Why 2026 could be the year the market turns
How policy, land and confidence will shape the recovery
By Tim Foreman, Managing Director of Land and New Homes, LRG
In property sales there are people who need to move and people who want to move. In the last few years, only those who have had to move have been active. Once conditions improve, those who want to move return to the show homes too. That shift creates a positive market: it increases the customer base, keeps chains intact and reduces fall throughs. It does not require a revolution in economics to trigger that change – a further modest reduction in interest rates early next year could be enough to move us over the line. On that basis, I expect to see a noticeably stronger market in early 2026.
From need to want: unleashing demand
If borrowing costs ease following the Bank of England Monetary Policy Committee decision on 18 December and inflation remains under control, discretionary movers will come back into the market. Many are waiting for the final interest rates reduction this year a clearer signal that era of expensive mortgage is far behind us.

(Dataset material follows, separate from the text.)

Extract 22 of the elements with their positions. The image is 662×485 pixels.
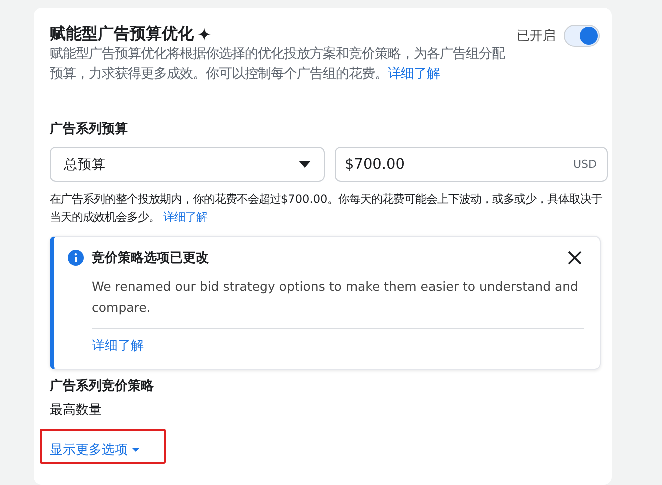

Once they return, chains will lengthen, stock will turn more quickly and the market will feel less fragile. That is the moment when policy choices made in 2024 and 2025 will be tested, because the real question is not whether demand will return, but whether supply can keep pace.
Supply, land and the weight of regulation
Today there are enough new homes to meet demand in many areas, but only for the short term. Years of mixed messages about housing, together with layer upon layer of regulation, have slowed development activity. Costs have risen sharply, and so too have requirements such as biodiversity net gain, affordable housing and building safety regulations.
At the start of this process is land values. The cumulative effect of regulation has reduced what developers can afford to pay for land. A landowner with a strong income from their core business will not sell for half of what they were led to expect. If that gap is not lessened, sites will remain in agricultural/commercial use and a shortage of consented, developable land will stall the market.
The recent action taken in London shows that the government understands the problem. Once put into practice, reduced affordable housing requirements, lower Community Infrastructure Levy in some locations and more flexible design standards will begin to unlock stalled schemes. A similar, carefully calibrated approach will be needed elsewhere if ministers are serious about achieving 1.5 million homes this Parliament.
Affordable housing, S106 and confidence
It is not only the level of affordable housing that matters, but the way it is funded. Registered providers are finding it harder to commit to new Section 106 homes due to a lack of funds, and developers are increasingly left with affordable units that have no obvious buyer. We need a realistic conversation about how S106 homes are priced and supported.
At the same time, many households are hesitating because of the wider cost of living. If government wants 2026 to be the year that first time buyers return in force, it will need to address this problem. A refreshed Help to Buy style scheme or a time limited Stamp Duty holiday for first time buyers would certainly help. There is also a case for recycling receipts from earlier Help to Buy loans to support the next generation, who in many areas face tougher deposit hurdles than those to benefited from Help to Buy (2013-2021).
Policy risks and wild cards
The one thing the property market does not need in 2026 is further legislation. Additional regulatory burdens would be a tipping point for many schemes. Policy now needs to focus on removing friction in the system, not adding to it.
New towns will be part of the long term answer if we are to deliver more than 400,000 homes a year, but they will not help meet housing targets in the remaining 3 ½ years of this Parliament. Infrastructure, land assembly and governance mean long lead times. Interim policies that allow central government to call in applications near proposed new towns may even reduce delivery in those areas in the short term.
We should also watch the transition from leasehold to commonhold. From my experience, the existing leasehold system usually works well for flat owners and the more extreme examples of poor practice are not the norm. Commonhold may look attractive in theory, but shared responsibility for major works is difficult to manage in practice. You cannot mend a roof by committee. If the shift is not handled carefully, it could unsettle buyers in an already fragile flats market.
What needs to happen next
If I had to pick one action for 2026, it would be a genuine reduction in the regulatory burden across planning and development, combined with targeted support for first time buyers. That means following through on promises to cut red tape at every stage of the planning cycle, revisiting the cumulative impact of requirements on viability and giving households a reason to believe that now is the right time to move.
Do that, and when demand moves from need to want, the new homes sector will be ready to respond rather than left struggling to catch up.